Sometimes I wish I had come from a cute little town like Greenport – the wood-framed Victorians! The tall ships! The light! But if I had been born in Greenport, I know I would see it in a different way. “It’s changed so much”, I said to a friend recently who was born in the town. I have known Greenport for twelve years, and I was really referring to the expanded health store, the shiny renovated waterfront and the arrival of Noah’s and Calypso – annoying to some, I’m sure, but right up my sensory alley.

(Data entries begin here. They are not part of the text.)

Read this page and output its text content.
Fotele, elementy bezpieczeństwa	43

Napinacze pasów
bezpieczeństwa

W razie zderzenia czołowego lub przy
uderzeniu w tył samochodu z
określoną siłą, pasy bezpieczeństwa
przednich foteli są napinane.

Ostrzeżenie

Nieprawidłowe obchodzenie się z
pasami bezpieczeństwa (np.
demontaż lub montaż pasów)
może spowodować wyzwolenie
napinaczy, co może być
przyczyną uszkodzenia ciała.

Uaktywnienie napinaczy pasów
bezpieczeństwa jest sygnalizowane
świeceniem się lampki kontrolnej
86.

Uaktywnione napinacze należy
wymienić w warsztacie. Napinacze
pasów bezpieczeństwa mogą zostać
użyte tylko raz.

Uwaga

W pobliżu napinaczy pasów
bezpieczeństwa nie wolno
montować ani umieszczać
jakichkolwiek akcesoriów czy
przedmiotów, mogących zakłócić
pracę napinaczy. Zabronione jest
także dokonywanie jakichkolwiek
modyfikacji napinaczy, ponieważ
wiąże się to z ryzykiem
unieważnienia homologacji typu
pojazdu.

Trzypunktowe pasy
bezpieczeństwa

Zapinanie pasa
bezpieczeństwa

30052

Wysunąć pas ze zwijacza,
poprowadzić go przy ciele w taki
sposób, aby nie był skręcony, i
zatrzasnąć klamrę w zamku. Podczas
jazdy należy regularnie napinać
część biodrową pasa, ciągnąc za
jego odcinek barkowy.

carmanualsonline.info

My friend groaned, registering instead the traffic and the thick-waisted population of summer.  She told me how, as a child, she used to look longingly across the water at Shelter Island’s beach front, which is exactly where she bolted to as an adult.

 

Bergson, a French philosopher from the early 1900s, said that no two people can see the same object in the same way, that you cannot divorce yourself from what you know and how you’ve lived when you look at, let’s say, a table. When you’re thin, for instance, people of average weight look heavy. When you’re fat, they look slender. Your view is affected by everything you are at any given moment – for example, the very young me could not believe that Lady Diana would marry an old fart like Prince Charles. God forbid, but when I see photographs of them now, they both look newly hatched and totally appropriate.

 

So the way I see Greenport is infused with my own story. I like few things more than running with my children on the wind-chilled empty beaches of winter. They remind me of the year-round cool coast of South East England. It’s not strictly true, but it’s the place I’m most likely to say I’m from.

 

Despite the fact that I am a cliché of a New York mother – my kids eat the grass-fed and organic, they take off their shoes in the house – I am comfortable with the stocky-limbed, greased-back Claudio crowd, well prepared by years of rock candy and arcade machines on Brighton Pier. Like Greenport, Brighton was a small fishing village that transformed itself, only more blindingly. In Brighton’s case, with the agency of the amazingly vulgar Prince Regent, later known as George IV, it swelled into a lazy grande dame defined by an over-the-top would-be oriental extravaganza, the Royal Pavilion, replete with all the gold leaf, marble and mosaic that the Prince could conjure up. It was the apex of glamor to my 5-year-old self, and I still adore it.

 

My parents had lived in Uganda for some years, but only waited for my arrival to fly me to England at three-weeks-old where I was met by an army of emergency personnel and an ambulance, having hit the floor of the aeroplane with some force during violent storms. This was a precursor to the constant uprooting that my father’s job would entail. We never lived anywhere for longer than two years, the stress of which led to the demise of the marriage. But even after that, I shifted haplessly between my parents’ homes and a boarding school so cemented in the century before it that, like Madeline, any trip out of meant changing into uniform and walking in two straight lines.

 

After Primo Levi flung himself down the center staircase of his solidly bourgeois home in Turin, I had two thoughts. One, that I really should have written to him when I lived near him (I gravitated to Italy as an itinerant young adult, and I think Se Fosse Un’ Uomo may be the best book I have read).  And two, and I say this sadly, that I was jealous that he had died in the same house in which he was born. This was the only place he ever lived except for the year in Auschwitz and the year it took him to get back home.

 

When I was pregnant with my first child I came to the North Fork and was surprised to find myself so drawn to it. I had long ago assumed that there wasn’t a beach town for me in the vicinity of New York City. But the wineries and the burgeoning interest in food reminded me of Tuscany where I had spent much of my youth. The dunes and sea grass evoked Cape Cod, a later love.